Stewart’s chief deputy, Bill Allen, added: “The first thing we’ll do if it’s necessary is go to the Board (of Supervisors) for money to correct the problem . . . if we have a problem.”

State officials said that asbestos debris must be removed because it can be stirred up by maintenance workers unaware of its presence. Such workers probably would not be wearing respirators and protective clothing as is required when handling asbestos, nor would they know that they should clean asbestos off their clothing before leaving the crawl spaces.

Reiner Cited Problem

A spokeswoman for Dist. Atty.
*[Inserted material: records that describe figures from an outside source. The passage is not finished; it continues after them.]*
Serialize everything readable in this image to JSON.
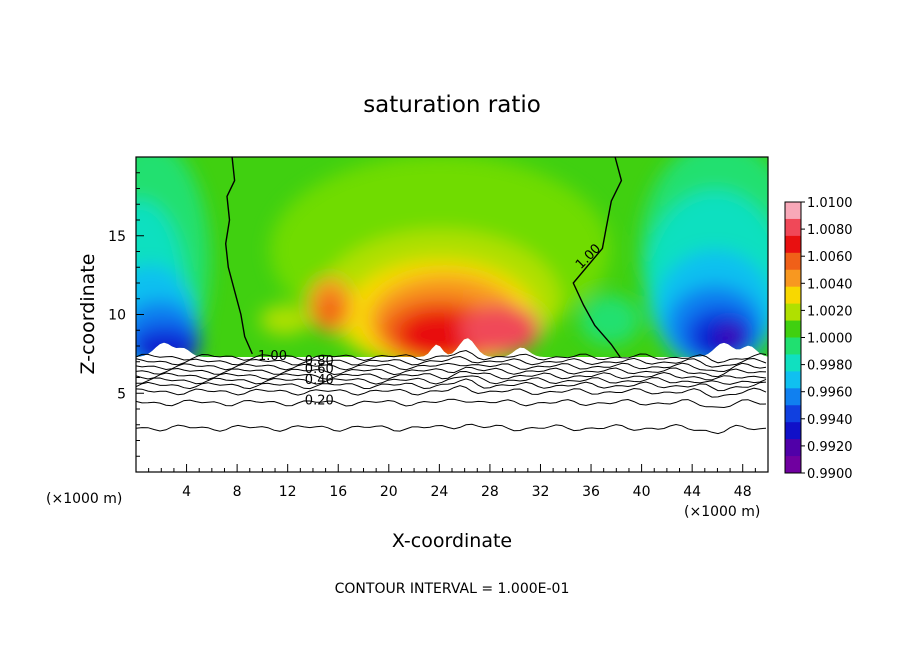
{
  "chart_data": {
    "type": "contour",
    "title": "saturation ratio",
    "xlabel": "X-coordinate",
    "ylabel": "Z-coordinate",
    "x_unit": "(×1000 m)",
    "y_unit": "(×1000 m)",
    "xlim": [
      0,
      50
    ],
    "ylim": [
      0,
      20
    ],
    "x_ticks": [
      4,
      8,
      12,
      16,
      20,
      24,
      28,
      32,
      36,
      40,
      44,
      48
    ],
    "y_ticks": [
      5,
      10,
      15
    ],
    "footer": "CONTOUR INTERVAL = 1.000E-01",
    "colorbar": {
      "ticks": [
        "1.0100",
        "1.0080",
        "1.0060",
        "1.0040",
        "1.0020",
        "1.0000",
        "0.9980",
        "0.9960",
        "0.9940",
        "0.9920",
        "0.9900"
      ],
      "colors": [
        "#f8a8b8",
        "#f04858",
        "#e81010",
        "#f06018",
        "#f89820",
        "#f8d800",
        "#b0e000",
        "#40d010",
        "#20e070",
        "#10e0c0",
        "#10c0f0",
        "#1080f0",
        "#1040e0",
        "#1010c8",
        "#5000a8",
        "#7000a0"
      ]
    },
    "contour_labels": [
      {
        "text": "1.00",
        "x": 36,
        "z": 13.5
      },
      {
        "text": "1.00",
        "x": 10.8,
        "z": 7.1
      },
      {
        "text": "0.80",
        "x": 14.5,
        "z": 6.8
      },
      {
        "text": "0.60",
        "x": 14.5,
        "z": 6.3
      },
      {
        "text": "0.40",
        "x": 14.5,
        "z": 5.6
      },
      {
        "text": "0.20",
        "x": 14.5,
        "z": 4.3
      }
    ],
    "contour_levels": [
      1.0,
      0.9,
      0.8,
      0.7,
      0.6,
      0.5,
      0.4,
      0.3,
      0.2,
      0.1
    ],
    "contour_base_z": [
      7.3,
      7.0,
      6.7,
      6.4,
      6.1,
      5.8,
      5.5,
      5.1,
      4.4,
      2.8
    ]
  }
}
Ira Reiner said the spread of asbestos by untrained or sloppy maintenance workers is exactly the problem Reiner has been trying to have corrected since 1984.

Last fall, after conducting his own criminal investigation into county’s response to his asbestos-related complaints, Reiner asked the Los Angeles city attorney’s office to determine whether misdemeanor charges of negligence should be brought against the county, said Jan Chatten-Brown, special assistant to Reiner on occupational and environmental protection issues. No charges were filed. A concern raised repeatedly by Reiner and county employee unions is that workers have no way of knowing whether asbestos--which for three decades was widely used as an insulator and fire retardant--is in county buildings.

No comprehensive survey of the county’s 4,500 buildings, including 1,800 that are regularly occupied, has been done. The Board of Supervisors was told Tuesday that such a survey would cost about $6 million.